First, multilateral netting. When one holds an OTC derivative contract it can be either an asset or a liability, depending on whether your counterparty owes you more than you owe him or vice versa. Consider what would happen if you held an OTC derivative portfolio consisting of an asset position against one counterparty and a liability position against a second counterparty. Should the counterparty to your asset position go bankrupt, the OTC derivative contract is only worth whatever you can collect from the bankrupt counterparty – obviously these losses cannot be offset by the liability position, as it has a separate counterparty. With a central counterparty, you have a single counterparty for multiple contracts. Some will be assets and others liabilities, and these can be netted against each other should a bankruptcy occur. Hence, your counterparty exposure is greatly reduced.
Superior collateral management is another important advantage of central counterparties. Since most OTC derivative contracts obligate both counterparties to make payments in the future, each side will typically require and must manage collateral received from the other. Centralization significantly increases the professionalism of collateral management, as stewardship of collateral is a core mission of the central counterparty. Most notably, executives of central counterparties know that their collateral management techniques are closely watched and evaluated.

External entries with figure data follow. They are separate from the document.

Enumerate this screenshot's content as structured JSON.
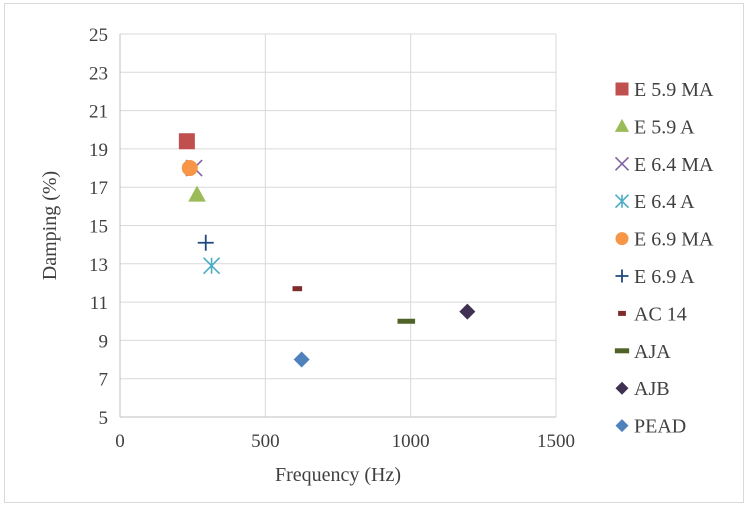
{
  "chart_data": {
    "type": "scatter",
    "xlabel": "Frequency (Hz)",
    "ylabel": "Damping (%)",
    "xlim": [
      0,
      1500
    ],
    "ylim": [
      5,
      25
    ],
    "xticks": [
      0,
      500,
      1000,
      1500
    ],
    "yticks": [
      5,
      7,
      9,
      11,
      13,
      15,
      17,
      19,
      21,
      23,
      25
    ],
    "grid": true,
    "legend_position": "right",
    "series": [
      {
        "name": "E 5.9 MA",
        "marker": "square",
        "color": "#c0504d",
        "x": [
          230
        ],
        "y": [
          19.4
        ]
      },
      {
        "name": "E 5.9 A",
        "marker": "triangle",
        "color": "#9bbb59",
        "x": [
          265
        ],
        "y": [
          16.6
        ]
      },
      {
        "name": "E 6.4 MA",
        "marker": "x",
        "color": "#8064a2",
        "x": [
          255
        ],
        "y": [
          18.0
        ]
      },
      {
        "name": "E 6.4 A",
        "marker": "star",
        "color": "#4bacc6",
        "x": [
          315
        ],
        "y": [
          12.9
        ]
      },
      {
        "name": "E 6.9 MA",
        "marker": "circle",
        "color": "#f79646",
        "x": [
          240
        ],
        "y": [
          18.0
        ]
      },
      {
        "name": "E 6.9 A",
        "marker": "plus",
        "color": "#1f497d",
        "x": [
          295
        ],
        "y": [
          14.1
        ]
      },
      {
        "name": "AC 14",
        "marker": "dash",
        "color": "#7f2b2b",
        "x": [
          610
        ],
        "y": [
          11.7
        ]
      },
      {
        "name": "AJA",
        "marker": "longdash",
        "color": "#4f6228",
        "x": [
          985
        ],
        "y": [
          10.0
        ]
      },
      {
        "name": "AJB",
        "marker": "diamond",
        "color": "#403152",
        "x": [
          1195
        ],
        "y": [
          10.5
        ]
      },
      {
        "name": "PEAD",
        "marker": "diamond",
        "color": "#4f81bd",
        "x": [
          625
        ],
        "y": [
          8.0
        ]
      }
    ]
  }
}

Hence, a central counterparty works hard to ensure that collateral is sufficient and that rigorous processes are implemented so that positions are accurately valued and margin is adjusted. This protects the central counterparty and its many counterparties.
Despite these improvements, Title VII could have done more to modernize and simplify the way derivatives are regulated. For example, legislative reforms could have simplified derivatives regulation through uniform rules for exchange-traded and OTC derivatives. After all, the provisions of Title VII such as mandatory central counterparties, mandatory trading platforms, and mandatory data repositories are clearly an attempt to create pseudo-exchanges for OTC derivatives. But if that was the objective, why not develop requirements that apply universally to all derivatives, and drop the historical distinctions between exchange-traded and OTC derivatives?

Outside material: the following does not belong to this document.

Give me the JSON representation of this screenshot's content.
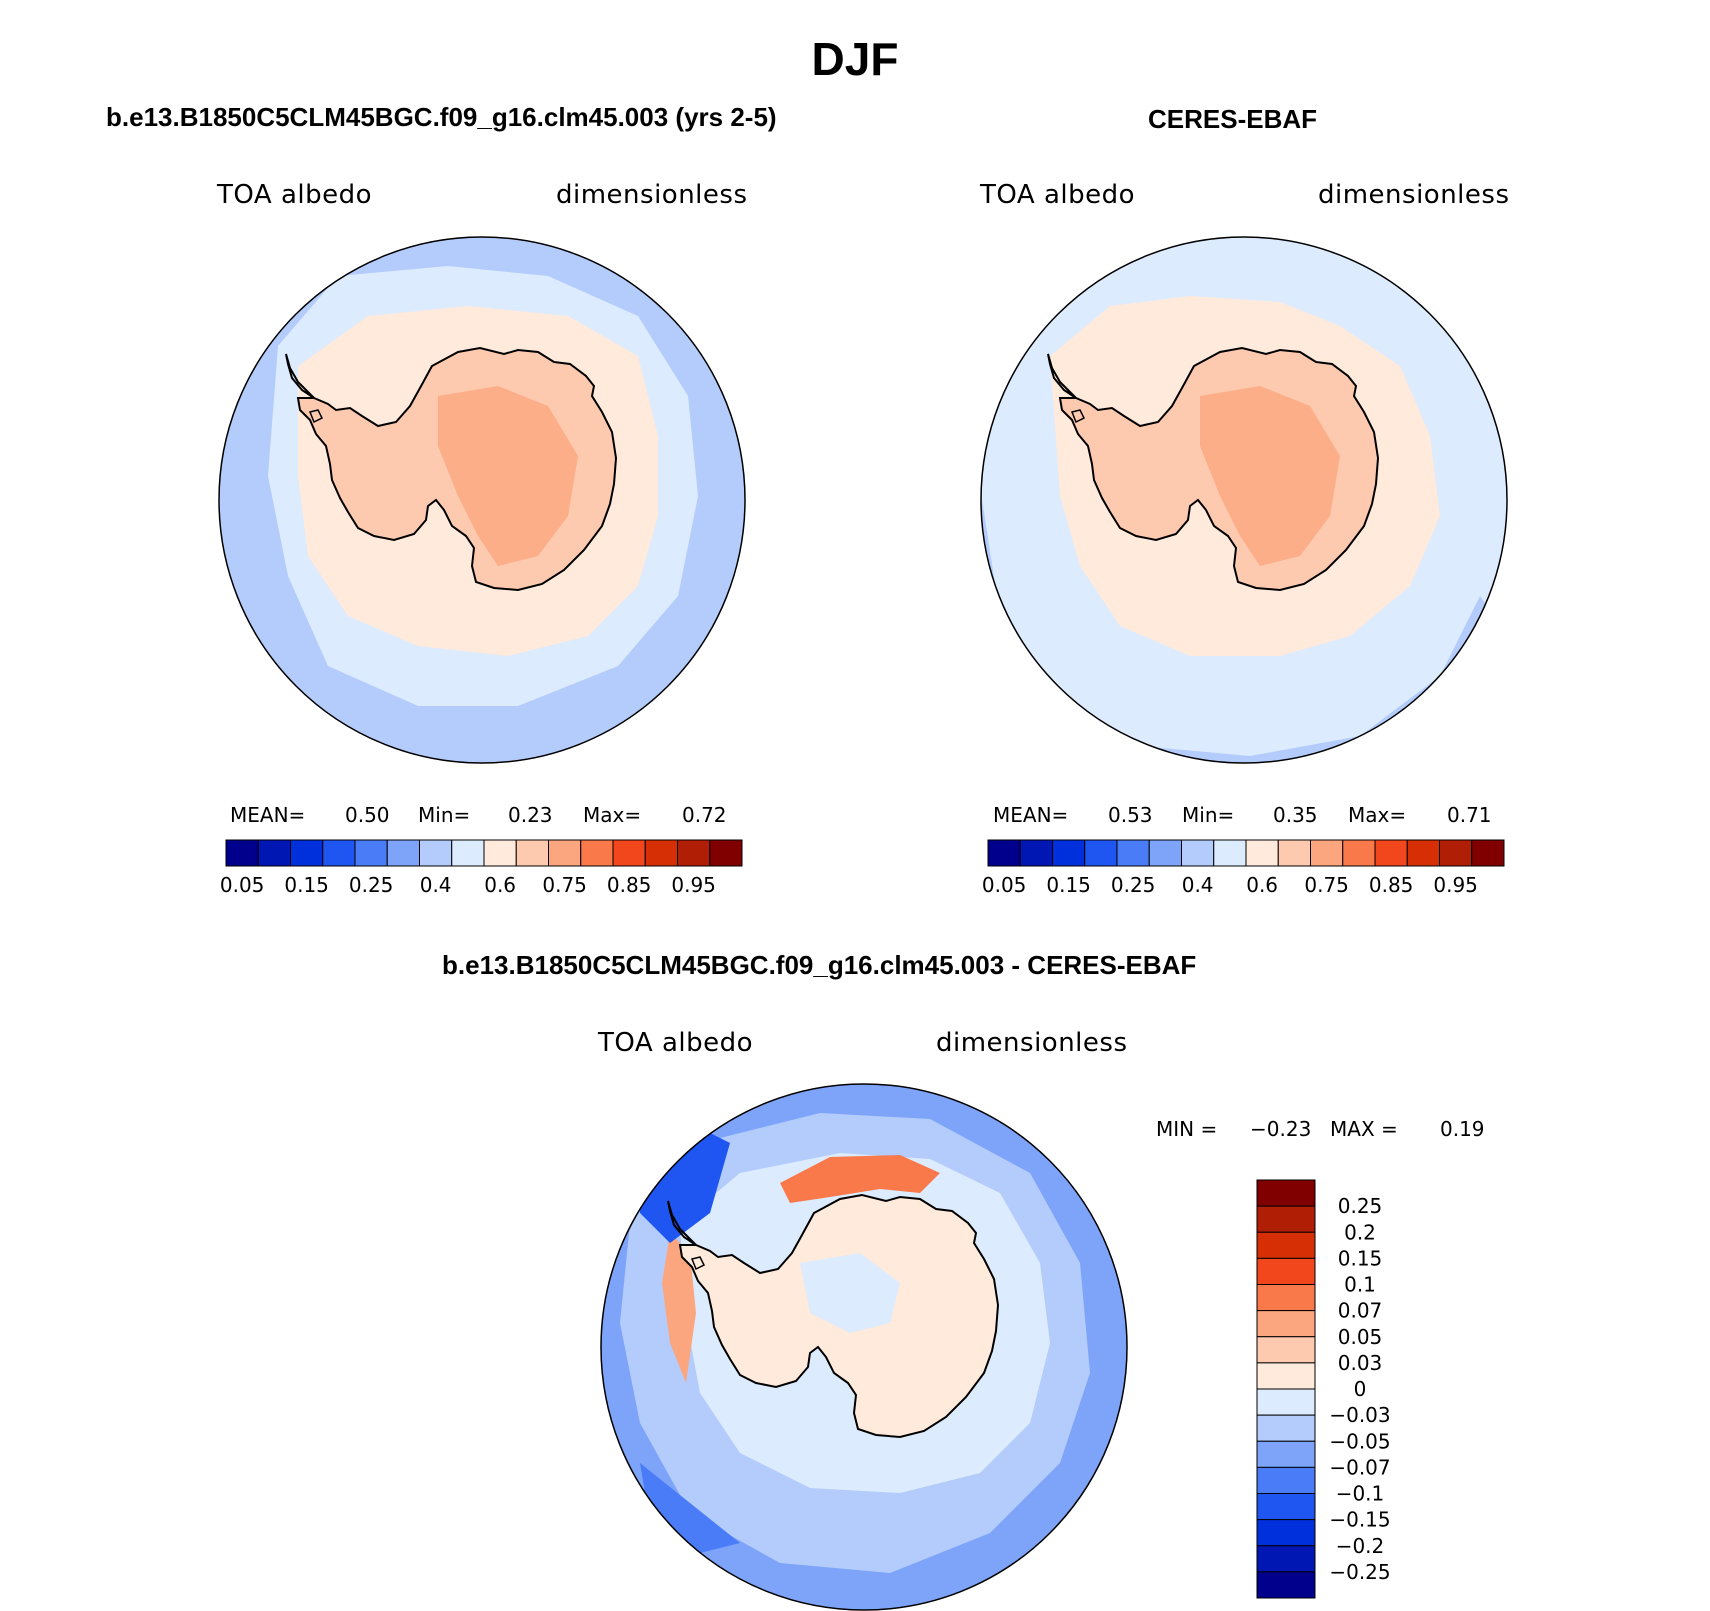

Another way that Title VII could have simplified derivatives regulation is through a single regulator for all derivatives. Instead, Title VII assigns different regulators – the CFTC, the SEC, or both – to oversee OTC derivatives depending on whether the derivative references an index or a security. A further way that Title VII could have simplified derivatives regulation is through uniform rules for all participants. Instead, Title VII includes an "end user exemption" to the mandatory clearing requirement, which effectively means that different swap participants are treated differently.
I recognize that there are historical reasons why derivatives regulation is bifurcated the way that it is, and how the push and pull of the political process often results in messiness. Yet considering the revolutionary nature of much of the Dodd-Frank Act, it is disappointing that the opportunity was not seized to truly simplify and modernize derivatives regulation.
Aron Gottesman is a professor of finance and chair of the Department of Finance and Economics at Pace University's Lubin School of Business in New York.